Confession | Leo Tolstoy | 8

Category:

VIII

All these doubts, which I am now in a position to express more or less dearly, I was then unable to express:

I simply felt that no matter how logically inescapable my conclusions about the vanity of life might have been, there was something wrong with them, even though they had been confirmed by the greatest of thinkers.

Whether it was my thinking or my formulation of the question, I did not know. I only felt that as convinced as my reason might have been, this was not enough:

All of these arguments could not persuade me to follow my thinking to its logical end, that is, to kill myself.

I would not be speaking the truth if I were to say that it was through reason that I had arrived at this point without killing myself.  Reason was at work, but there was something else at work too, something I can only call a consciousness of life.

There was also a force at work that had led me to focus my attention on one thing instead of another; it was this force that brought me out of my despairing situation, and it took a direction that is completely foreign to reason.

This force led me to focus my attention on the fact that like hundreds of other people of my class I was not the whole of humanity, and that I still did not know what the life of humanity was.

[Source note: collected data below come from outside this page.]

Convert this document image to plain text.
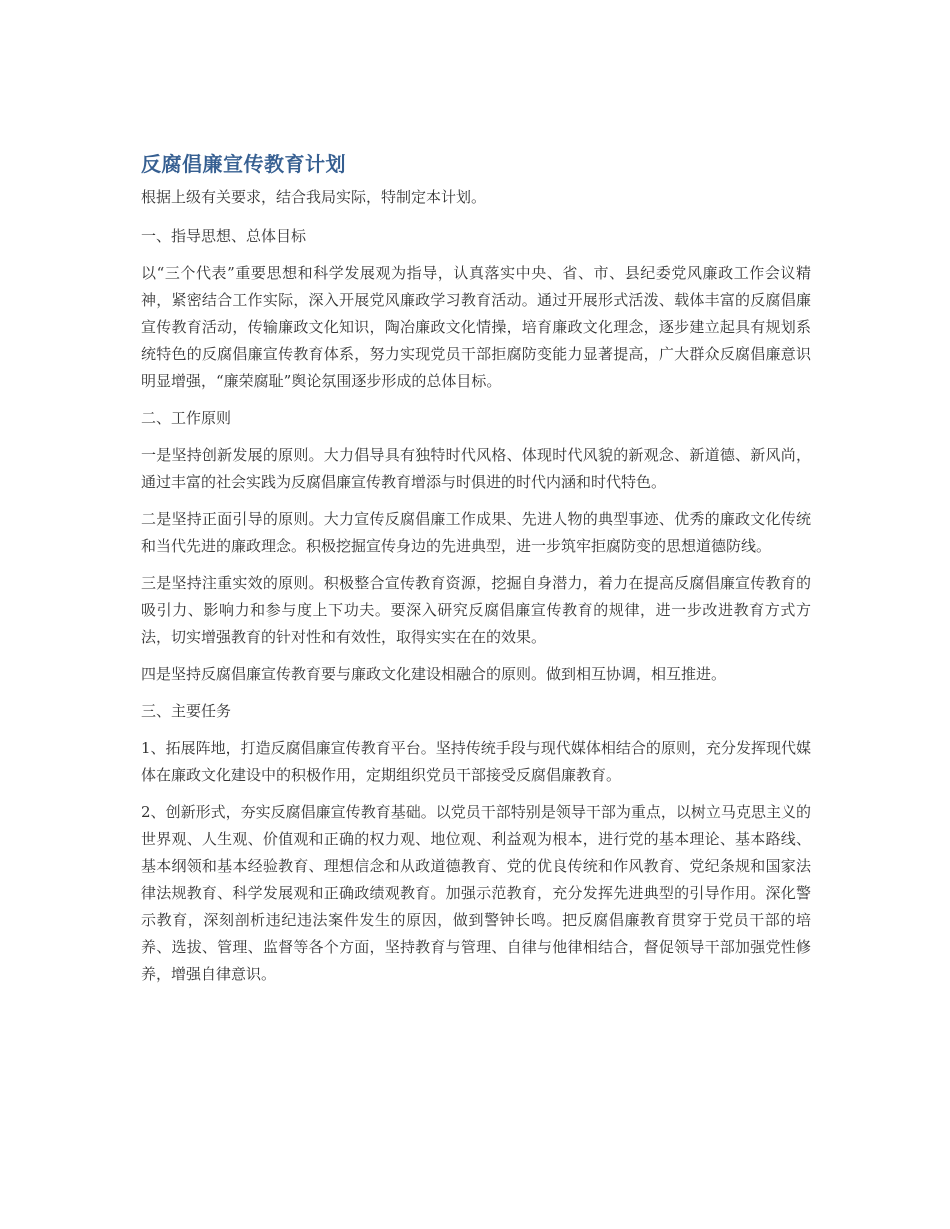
反腐倡廉宣传教育计划

根据上级有关要求，结合我局实际，特制定本计划。

一、指导思想、总体目标

以“三个代表”重要思想和科学发展观为指导，认真落实中央、省、市、县纪委党风廉政工作会议精神，紧密结合工作实际，深入开展党风廉政学习教育活动。通过开展形式活泼、载体丰富的反腐倡廉宣传教育活动，传输廉政文化知识，陶冶廉政文化情操，培育廉政文化理念，逐步建立起具有规划系统特色的反腐倡廉宣传教育体系，努力实现党员干部拒腐防变能力显著提高，广大群众反腐倡廉意识明显增强，“廉荣腐耻”舆论氛围逐步形成的总体目标。

二、工作原则

一是坚持创新发展的原则。大力倡导具有独特时代风格、体现时代风貌的新观念、新道德、新风尚，通过丰富的社会实践为反腐倡廉宣传教育增添与时俱进的时代内涵和时代特色。

二是坚持正面引导的原则。大力宣传反腐倡廉工作成果、先进人物的典型事迹、优秀的廉政文化传统和当代先进的廉政理念。积极挖掘宣传身边的先进典型，进一步筑牢拒腐防变的思想道德防线。

三是坚持注重实效的原则。积极整合宣传教育资源，挖掘自身潜力，着力在提高反腐倡廉宣传教育的吸引力、影响力和参与度上下功夫。要深入研究反腐倡廉宣传教育的规律，进一步改进教育方式方法，切实增强教育的针对性和有效性，取得实实在在的效果。

四是坚持反腐倡廉宣传教育要与廉政文化建设相融合的原则。做到相互协调，相互推进。

三、主要任务

1、拓展阵地，打造反腐倡廉宣传教育平台。坚持传统手段与现代媒体相结合的原则，充分发挥现代媒体在廉政文化建设中的积极作用，定期组织党员干部接受反腐倡廉教育。

2、创新形式，夯实反腐倡廉宣传教育基础。以党员干部特别是领导干部为重点，以树立马克思主义的世界观、人生观、价值观和正确的权力观、地位观、利益观为根本，进行党的基本理论、基本路线、基本纲领和基本经验教育、理想信念和从政道德教育、党的优良传统和作风教育、党纪条规和国家法律法规教育、科学发展观和正确政绩观教育。加强示范教育，充分发挥先进典型的引导作用。深化警示教育，深刻剖析违纪违法案件发生的原因，做到警钟长鸣。把反腐倡廉教育贯穿于党员干部的培养、选拔、管理、监督等各个方面，坚持教育与管理、自律与他律相结合，督促领导干部加强党性修养，增强自律意识。
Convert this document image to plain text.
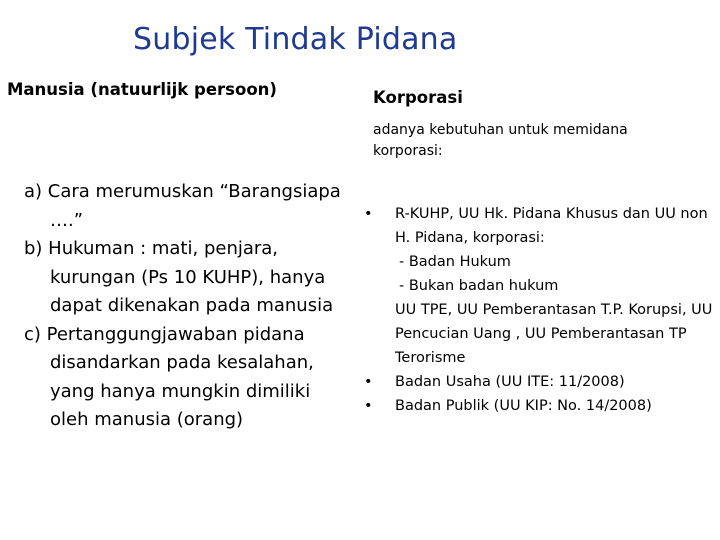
Subjek Tindak Pidana
Manusia (natuurlijk persoon)	Korporasi
adanya kebutuhan untuk memidana korporasi:
a) Cara merumuskan “Barangsiapa ….”
b) Hukuman : mati, penjara, kurungan (Ps 10 KUHP), hanya dapat dikenakan pada manusia
c) Pertanggungjawaban pidana disandarkan pada kesalahan, yang hanya mungkin dimiliki oleh manusia (orang)
• R-KUHP, UU Hk. Pidana Khusus dan UU non H. Pidana, korporasi:
- Badan Hukum
- Bukan badan hukum
UU TPE, UU Pemberantasan T.P. Korupsi, UU Pencucian Uang , UU Pemberantasan TP Terorisme
• Badan Usaha (UU ITE: 11/2008)
• Badan Publik (UU KIP: No. 14/2008)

As I looked about the narrow circle of my peers I saw only people who did not understand the problem, people who understood it but drowned it their intoxication with life, people who understood it and put an end to life, and people who understood it but out of weakness continued to live a life of despair. That was all I could see.

I thought that this narrow circle of learned, wealthy, and idle people to which I belonged comprised the sum of mankind and that the millions who had lived and continued to live outside of this circle were animals, not people.

How strange and utterly incredible it seems to me now that in my reasoning I could have overlooked the life of humanity all around me,

that I could have fallen into such a ridiculous state of error as to think that my life and the life of a Solomon or a Schopenhauer was the true, normal life,

while the lives of millions of others were not worthy of consideration; but however strange it may seem to me now, such was the case at that time.

Led astray by intellectual pride, I thought there could be no doubt that along with Solomon and Schopenhauer, I had posed the question so precisely, so truthfully, that there were no two ways about it; I thought there could be no doubt that all these millions were among those who had never penetrated the depths of the question.

As I searched for the meaning of my life it never once occurred to me to ask: "What sort of meaning do the millions in the world who have lived and who now live ascribe to their lives?"

For a long time I lived in this state of madness which, if not in word then in deed, is especially pronounced among the most liberal and most learned of men.

I do not know whether it was due to the strange sort of instinctive love I had for the working people that I was compelled to understand them and to see that they are not as stupid as we think; or whether it was my sincere conviction that I knew nothing better to do than to hang myself that led me to realize this:

if I wanted to live and to understand the meaning of life, I had to seek this meaning not among those who have lost it and want to destroy themselves

but among the millions of people, living and dead, who created life and took upon themselves the burden of their lives as well as our own.

So I looked around at the huge masses of simple people, living and dead, who were neither learned nor wealthy, and I saw something quite different:

I saw that all of these millions of people who have lived and still live did not fall into my category, with only a few rare exceptions.

I could not regard them as people who did not understand the question because they themselves put the question with unusual clarity and answered it.

Nor could I regard them as Epicureans, since their lives are marked more by deprivation and suffering than by pleasure.

And even less could I regard them as people who carried on a meaningless life in an irrational manner, since they could explain every act of their lives, even death itself.

And they looked upon killing oneself as the greatest of evils.

It turned out that all of humanity had some kind of knowledge of the meaning of life which I had overlooked and held in contempt.

It followed that rational knowledge does not give meaning to life, that it excludes life; the meaning that millions of people give to life is based on some kind of knowledge that is despised and considered false.

As presented by the learned and the wise, rational knowledge denies the meaning of life, but the huge masses of people acknowledge meaning through an irrational knowledge.

And this irrational knowledge is faith, the one thing that I could not accept:

This involves the God who is both one and three, the creation in six days, devils, angels and everything else that I could not accept without taking leave of my senses.

My position was terrible:

I knew that I could find nothing in the way of rational knowledge except a denial of life; and in faith I could find nothing except a denial of reason, and this was even more impossible than a denial of life.

According to rational knowledge, it followed that life is evil, and people know it:

They do not have to live, yet they have lived and they do live, just as I myself had lived, even though I had known for a long time that life is meaningless and evil.

According to faith, it followed that in order to understand the meaning of life I would have to turn away from reason, the very thing for which meaning was necessary.